Another factor involves the dynamics of study initiation, a condition for inclusion in such an analysis. New studies to evaluate biomarkers do not occur at random and are not initiated without knowledge of previous studies. Investigators design a study and seek funding because they feel they have something useful, promising, or otherwise worthwhile to evaluate. A large number of issues drive the biomarker research agenda, and while some of these issues can be quite mundane, they do not occur at random. For instance, the likelihood of an additional evaluation of an individual biomarker from a list of all potential biomarkers is not distributed evenly across biomarkers, nor should it be. This may help explain why a study with a smaller effect size more often follows a study with a large effect size than the other way around. In the latter case, the second study may never be started. Analogously, the likelihood that a meta-analysis will be conducted for a specific biomarker is not homogeneous for all biomarkers.
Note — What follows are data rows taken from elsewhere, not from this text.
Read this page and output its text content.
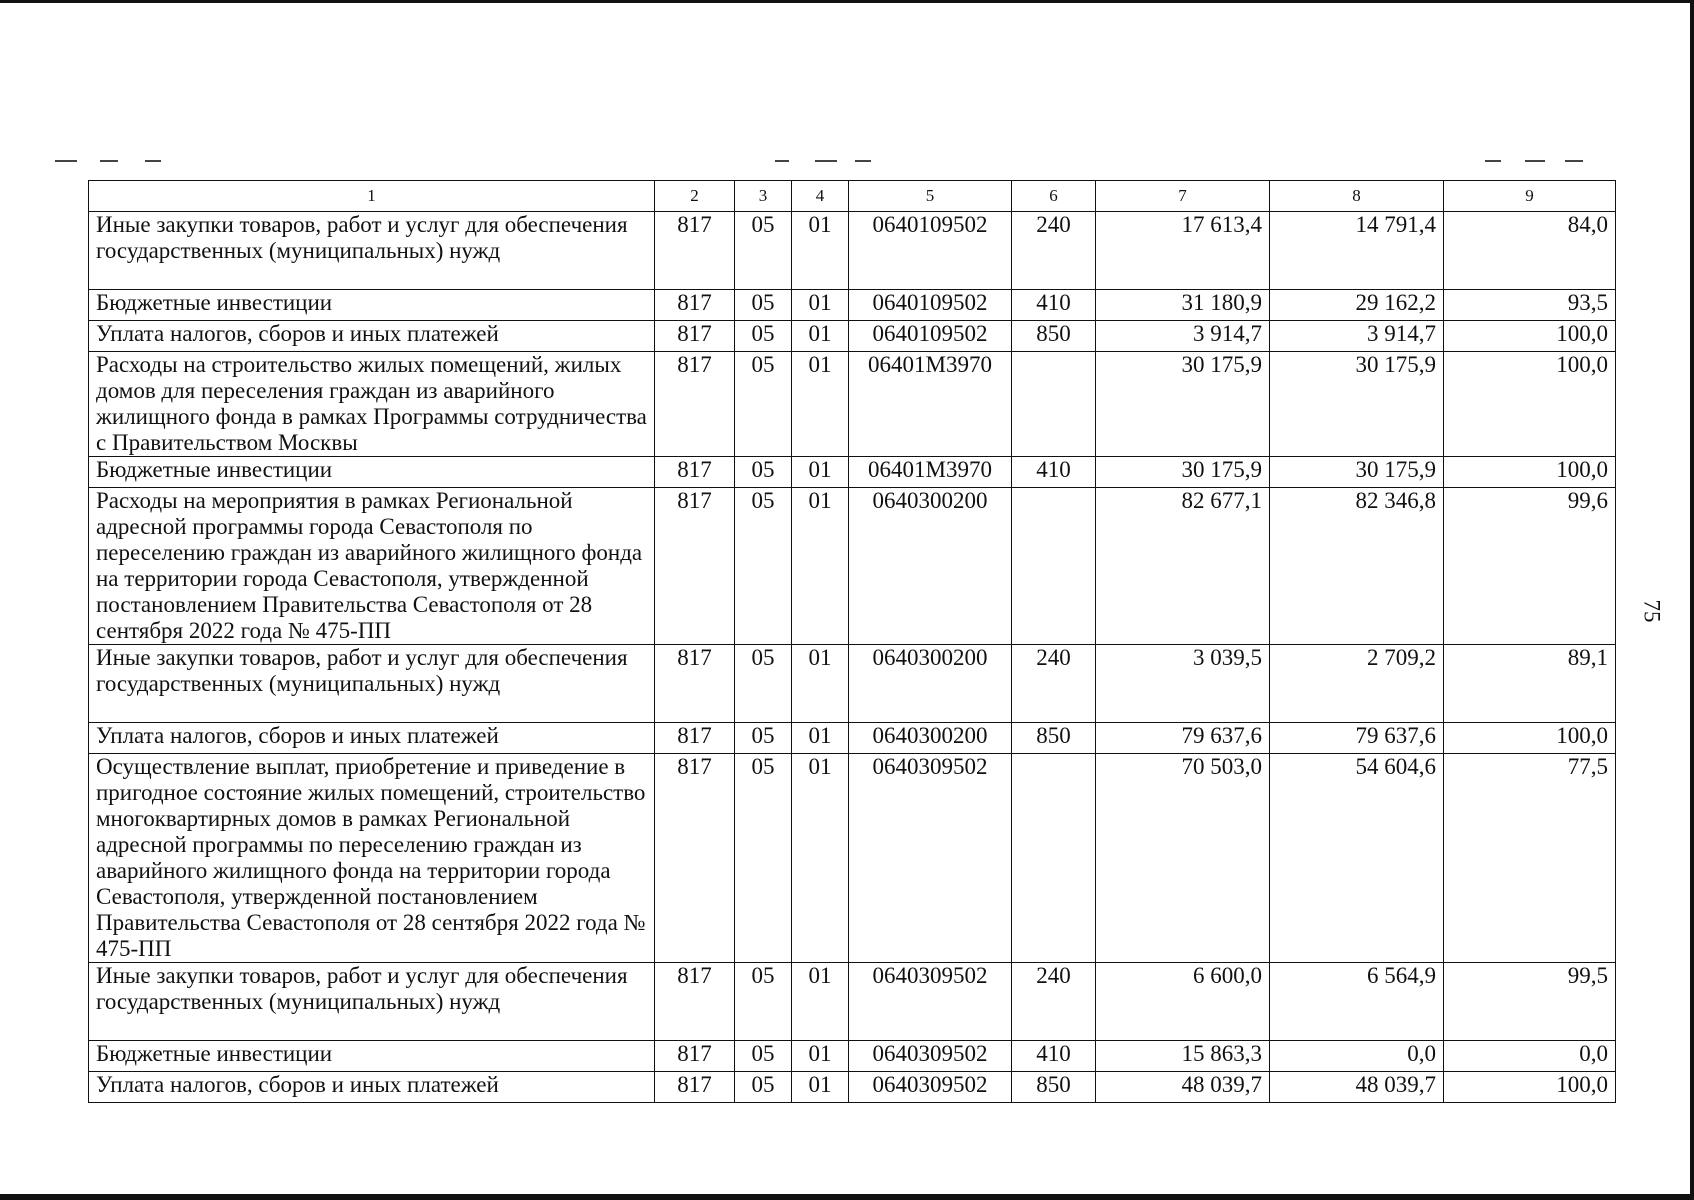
75
1	2	3	4	5	6	7	8	9
Иные закупки товаров, работ и услуг для обеспечения государственных (муниципальных) нужд	817	05	01	0640109502	240	17 613,4	14 791,4	84,0
Бюджетные инвестиции	817	05	01	0640109502	410	31 180,9	29 162,2	93,5
Уплата налогов, сборов и иных платежей	817	05	01	0640109502	850	3 914,7	3 914,7	100,0
Расходы на строительство жилых помещений, жилых домов для переселения граждан из аварийного жилищного фонда в рамках Программы сотрудничества с Правительством Москвы	817	05	01	06401М3970		30 175,9	30 175,9	100,0
Бюджетные инвестиции	817	05	01	06401М3970	410	30 175,9	30 175,9	100,0
Расходы на мероприятия в рамках Региональной адресной программы города Севастополя по переселению граждан из аварийного жилищного фонда на территории города Севастополя, утвержденной постановлением Правительства Севастополя от 28 сентября 2022 года № 475-ПП	817	05	01	0640300200		82 677,1	82 346,8	99,6
Иные закупки товаров, работ и услуг для обеспечения государственных (муниципальных) нужд	817	05	01	0640300200	240	3 039,5	2 709,2	89,1
Уплата налогов, сборов и иных платежей	817	05	01	0640300200	850	79 637,6	79 637,6	100,0
Осуществление выплат, приобретение и приведение в пригодное состояние жилых помещений, строительство многоквартирных домов в рамках Региональной адресной программы по переселению граждан из аварийного жилищного фонда на территории города Севастополя, утвержденной постановлением Правительства Севастополя от 28 сентября 2022 года № 475-ПП	817	05	01	0640309502		70 503,0	54 604,6	77,5
Иные закупки товаров, работ и услуг для обеспечения государственных (муниципальных) нужд	817	05	01	0640309502	240	6 600,0	6 564,9	99,5
Бюджетные инвестиции	817	05	01	0640309502	410	15 863,3	0,0	0,0
Уплата налогов, сборов и иных платежей	817	05	01	0640309502	850	48 039,7	48 039,7	100,0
Even more complicated processes affect the citation of previous studies. Studies that are published early and appear to report novel and promising findings have a citation advantage and also have more time to accrue citations. However, the exact reasons for citing previous articles, and the hurdles before switching citations to more complete or more precise studies, deserve further study. The science of the scientific reception of biomarker evaluation studies is still in its infancy.

The report by Ioannidis and Panagiotou³ is a convincing case study demonstrating that more extreme, often early associations receive considerable attention and continue to do so, despite the availability of subsequent studies or meta-analyses with more precise estimates. The authors do not explain the citation advantage of the highly cited studies but refer to several mechanisms that may be responsible for the inflated effects. For instance, many studies were small, so chance plays an important role, and several used a case-control design, which is known to generate inflated results.⁹ Most of these deficiencies can be remedied by using better study designs.¹⁰ In addition, the completeness and transparency of reporting may be improved through the use of various standardized checklists, enabling editors, reviewers, and readers to more easily assess the studies and detect study weaknesses.¹¹

It would be premature to doubt all scientific efforts at marker discovery and unwise to discount all future biomarker evaluation studies. However, the analysis presented by Ioannidis and Panagiotou should convince clinicians and researchers to be careful to match personal hope with professional skepticism, to apply critical appraisal of study design and close scrutiny of findings where indicated, and to be aware of the findings of well-conducted systematic reviews and meta-analyses when evaluating the evidence on biomarkers.